According to a recent poll, most people go to an urgent care center rather than to their regular doctor because it is more convenient and saves time. It makes sense. You find them in easily accessible locations. They are staffed by a variety of health care professionals—primary care physicians, emergency medicine physicians, nurse practitioners. They usually do not require appointments and have extended evening and weekend hours, making it easy to get nonemergency health care. Think of them as a buffer between seeing your primary care doctor and visiting the ER.

But did you ever wonder if your primary care doctor learns about your visit to urgent care? Chances are they won’t. Think of the current health care system as a jigsaw puzzle. All the pieces symbolize the choices a patient can make when seeking care. Their primary care doctor, a hospital, a stand-alone emergency room or an urgent care center. The puzzle is sort of meaningless—certainly incomplete—unless you can connect the pieces together. In many cases, there are gaps in care delivered.

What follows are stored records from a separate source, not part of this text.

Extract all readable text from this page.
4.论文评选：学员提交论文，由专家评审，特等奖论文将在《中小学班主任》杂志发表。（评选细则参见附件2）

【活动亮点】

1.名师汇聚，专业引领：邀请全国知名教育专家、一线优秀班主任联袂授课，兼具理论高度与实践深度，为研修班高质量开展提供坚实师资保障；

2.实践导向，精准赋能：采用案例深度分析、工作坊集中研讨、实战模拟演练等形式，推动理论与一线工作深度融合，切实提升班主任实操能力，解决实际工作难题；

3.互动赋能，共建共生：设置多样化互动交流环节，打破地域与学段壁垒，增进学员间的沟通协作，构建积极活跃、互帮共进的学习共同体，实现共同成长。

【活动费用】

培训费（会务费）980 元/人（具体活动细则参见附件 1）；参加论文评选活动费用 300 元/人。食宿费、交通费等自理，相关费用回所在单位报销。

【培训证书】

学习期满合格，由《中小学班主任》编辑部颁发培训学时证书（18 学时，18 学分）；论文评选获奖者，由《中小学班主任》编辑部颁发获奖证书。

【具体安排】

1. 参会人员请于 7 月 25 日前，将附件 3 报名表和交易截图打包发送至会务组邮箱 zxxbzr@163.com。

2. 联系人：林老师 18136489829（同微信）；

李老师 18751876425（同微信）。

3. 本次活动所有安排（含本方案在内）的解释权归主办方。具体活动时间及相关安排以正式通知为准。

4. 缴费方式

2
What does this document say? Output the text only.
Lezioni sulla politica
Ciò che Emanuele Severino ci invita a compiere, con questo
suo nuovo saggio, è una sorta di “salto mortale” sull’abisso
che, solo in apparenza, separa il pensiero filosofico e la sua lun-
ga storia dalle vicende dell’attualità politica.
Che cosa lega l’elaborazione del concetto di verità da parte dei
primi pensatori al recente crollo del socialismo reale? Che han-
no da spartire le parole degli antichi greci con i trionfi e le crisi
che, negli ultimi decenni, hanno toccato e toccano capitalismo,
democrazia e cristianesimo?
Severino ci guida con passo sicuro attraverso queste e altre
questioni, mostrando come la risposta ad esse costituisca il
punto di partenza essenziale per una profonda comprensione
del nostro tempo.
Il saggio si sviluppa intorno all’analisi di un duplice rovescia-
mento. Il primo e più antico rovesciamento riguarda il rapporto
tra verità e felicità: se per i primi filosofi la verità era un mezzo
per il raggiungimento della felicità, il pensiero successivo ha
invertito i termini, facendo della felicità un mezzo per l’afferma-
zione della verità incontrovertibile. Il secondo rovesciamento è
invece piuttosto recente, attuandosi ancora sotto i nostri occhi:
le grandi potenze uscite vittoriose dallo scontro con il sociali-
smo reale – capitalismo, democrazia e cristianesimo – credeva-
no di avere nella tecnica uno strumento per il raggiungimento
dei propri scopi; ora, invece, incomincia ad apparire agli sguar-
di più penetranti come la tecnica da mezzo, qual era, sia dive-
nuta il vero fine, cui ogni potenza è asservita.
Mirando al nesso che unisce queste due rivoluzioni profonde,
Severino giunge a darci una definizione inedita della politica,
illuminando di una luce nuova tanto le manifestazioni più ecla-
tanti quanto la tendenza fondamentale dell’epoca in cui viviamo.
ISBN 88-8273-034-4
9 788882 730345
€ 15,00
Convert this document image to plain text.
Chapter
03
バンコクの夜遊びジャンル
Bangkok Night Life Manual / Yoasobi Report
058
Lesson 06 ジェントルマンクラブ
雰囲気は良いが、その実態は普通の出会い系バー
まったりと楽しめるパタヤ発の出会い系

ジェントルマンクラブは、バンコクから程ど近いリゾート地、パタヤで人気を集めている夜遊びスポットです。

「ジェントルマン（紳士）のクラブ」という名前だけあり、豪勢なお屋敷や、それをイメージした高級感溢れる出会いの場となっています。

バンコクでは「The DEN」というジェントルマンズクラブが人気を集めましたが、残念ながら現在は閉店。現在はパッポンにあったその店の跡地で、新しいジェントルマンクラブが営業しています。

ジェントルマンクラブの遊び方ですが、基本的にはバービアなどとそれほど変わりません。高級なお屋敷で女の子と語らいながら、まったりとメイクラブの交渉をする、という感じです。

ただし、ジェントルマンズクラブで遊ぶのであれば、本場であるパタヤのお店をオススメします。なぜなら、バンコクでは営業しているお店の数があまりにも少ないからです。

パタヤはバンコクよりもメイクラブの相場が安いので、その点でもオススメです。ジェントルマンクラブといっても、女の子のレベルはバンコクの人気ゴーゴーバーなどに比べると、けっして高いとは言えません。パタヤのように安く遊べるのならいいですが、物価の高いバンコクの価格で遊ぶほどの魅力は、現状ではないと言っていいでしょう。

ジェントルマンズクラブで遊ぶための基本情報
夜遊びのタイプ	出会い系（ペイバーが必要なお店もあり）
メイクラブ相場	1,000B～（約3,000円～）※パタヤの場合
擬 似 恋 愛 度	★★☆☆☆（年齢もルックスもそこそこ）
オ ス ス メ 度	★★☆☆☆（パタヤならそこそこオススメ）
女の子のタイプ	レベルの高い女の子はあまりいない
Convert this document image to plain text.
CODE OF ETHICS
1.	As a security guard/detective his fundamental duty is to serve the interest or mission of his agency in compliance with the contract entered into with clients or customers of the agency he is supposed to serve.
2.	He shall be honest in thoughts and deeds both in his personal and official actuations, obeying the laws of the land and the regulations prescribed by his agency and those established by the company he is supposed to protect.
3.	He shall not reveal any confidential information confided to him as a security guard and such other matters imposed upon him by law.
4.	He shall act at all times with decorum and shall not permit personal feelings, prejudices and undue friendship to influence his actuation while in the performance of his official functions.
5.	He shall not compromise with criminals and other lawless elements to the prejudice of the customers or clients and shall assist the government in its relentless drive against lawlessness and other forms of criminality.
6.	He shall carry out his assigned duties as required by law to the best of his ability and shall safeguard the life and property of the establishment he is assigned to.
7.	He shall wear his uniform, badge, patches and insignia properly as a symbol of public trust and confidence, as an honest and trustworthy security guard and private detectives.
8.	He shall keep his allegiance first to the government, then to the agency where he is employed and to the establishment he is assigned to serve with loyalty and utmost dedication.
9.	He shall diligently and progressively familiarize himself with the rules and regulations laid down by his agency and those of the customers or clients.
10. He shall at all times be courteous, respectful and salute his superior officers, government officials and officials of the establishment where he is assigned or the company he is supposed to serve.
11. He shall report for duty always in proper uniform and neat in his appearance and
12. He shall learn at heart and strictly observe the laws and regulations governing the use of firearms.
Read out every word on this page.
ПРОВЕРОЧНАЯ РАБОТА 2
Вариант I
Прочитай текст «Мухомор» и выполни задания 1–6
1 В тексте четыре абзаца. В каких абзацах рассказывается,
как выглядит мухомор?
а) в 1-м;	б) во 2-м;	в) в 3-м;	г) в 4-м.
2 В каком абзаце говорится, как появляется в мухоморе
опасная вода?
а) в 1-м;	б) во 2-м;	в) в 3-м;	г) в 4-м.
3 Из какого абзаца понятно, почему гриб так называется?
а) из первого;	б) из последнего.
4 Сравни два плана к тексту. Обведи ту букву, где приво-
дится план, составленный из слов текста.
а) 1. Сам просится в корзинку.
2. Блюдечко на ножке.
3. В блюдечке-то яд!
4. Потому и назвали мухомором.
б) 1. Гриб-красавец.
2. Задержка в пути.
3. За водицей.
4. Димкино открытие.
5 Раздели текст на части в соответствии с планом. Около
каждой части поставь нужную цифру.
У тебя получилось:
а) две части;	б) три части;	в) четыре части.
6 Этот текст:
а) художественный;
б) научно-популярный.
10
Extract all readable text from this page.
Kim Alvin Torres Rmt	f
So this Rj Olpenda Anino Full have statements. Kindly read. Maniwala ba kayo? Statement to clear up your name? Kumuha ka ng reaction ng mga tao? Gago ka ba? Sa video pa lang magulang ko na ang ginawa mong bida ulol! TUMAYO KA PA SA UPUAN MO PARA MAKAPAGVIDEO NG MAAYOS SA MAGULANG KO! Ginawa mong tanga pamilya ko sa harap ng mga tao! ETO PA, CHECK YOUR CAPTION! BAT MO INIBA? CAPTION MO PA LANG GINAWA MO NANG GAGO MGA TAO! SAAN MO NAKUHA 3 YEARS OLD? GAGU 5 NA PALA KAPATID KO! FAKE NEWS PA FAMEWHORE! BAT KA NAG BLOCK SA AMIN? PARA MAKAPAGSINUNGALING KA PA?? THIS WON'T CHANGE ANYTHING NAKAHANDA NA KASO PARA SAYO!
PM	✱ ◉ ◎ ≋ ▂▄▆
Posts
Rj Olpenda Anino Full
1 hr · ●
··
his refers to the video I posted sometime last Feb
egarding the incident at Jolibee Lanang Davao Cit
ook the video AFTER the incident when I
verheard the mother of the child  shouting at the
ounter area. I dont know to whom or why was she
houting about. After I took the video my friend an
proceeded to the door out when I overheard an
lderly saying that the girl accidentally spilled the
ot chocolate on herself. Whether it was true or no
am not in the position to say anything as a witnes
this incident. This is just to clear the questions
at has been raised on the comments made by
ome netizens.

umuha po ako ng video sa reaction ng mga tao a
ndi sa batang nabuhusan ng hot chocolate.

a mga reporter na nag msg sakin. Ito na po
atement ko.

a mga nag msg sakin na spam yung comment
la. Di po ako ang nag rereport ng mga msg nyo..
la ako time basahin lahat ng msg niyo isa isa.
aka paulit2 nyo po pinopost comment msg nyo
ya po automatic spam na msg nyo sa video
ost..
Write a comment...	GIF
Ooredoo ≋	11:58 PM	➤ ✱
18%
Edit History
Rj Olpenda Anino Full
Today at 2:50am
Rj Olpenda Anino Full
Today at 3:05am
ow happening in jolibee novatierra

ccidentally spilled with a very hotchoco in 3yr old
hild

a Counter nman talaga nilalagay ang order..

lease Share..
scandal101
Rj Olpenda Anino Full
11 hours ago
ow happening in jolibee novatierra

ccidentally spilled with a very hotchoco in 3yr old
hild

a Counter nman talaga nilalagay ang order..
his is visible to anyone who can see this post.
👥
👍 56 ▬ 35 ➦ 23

These missing jigsaw pieces are often gaps in the connection and coordination of care. The provider in charge of the urgent care jigsaw piece likely isn’t coordinating care with the physician at the primary care office.

That’s where NCQA’s Patient-Centered Connected Care program steps in—it completes the puzzle. It creates a bridge to open the lines of communication between urgent care centers and your primary care team. NCQA recognized that these brief and random visits to urgent care are critical to helping both primary care and specialists know what is happening with their patients between visits. The standards for delivering Patient-Centered Connected Care are designed to ensure urgent care sites are connecting care appropriately, using evidence-based guidelines in the care they deliver and are continuously working to improve their patients’ experience and health.

Why? It’s important that your health care is connected and that your health information flows back to your primary care team– no matter where you go. Patient-Centered Connected Care is specifically designed for urgent care centers, retail clinics and school- and employer-based sites, to connect services back to primary care. Improved communication between providers, working together on your behalf, leads to better patient outcomes.

Ask your urgent care center about NCQA’s Patient-Centered Connected Care program, and how they ensure you receive the best connected care possible. Wouldn’t it be helpful to know which urgent care center is providing high-quality connected care?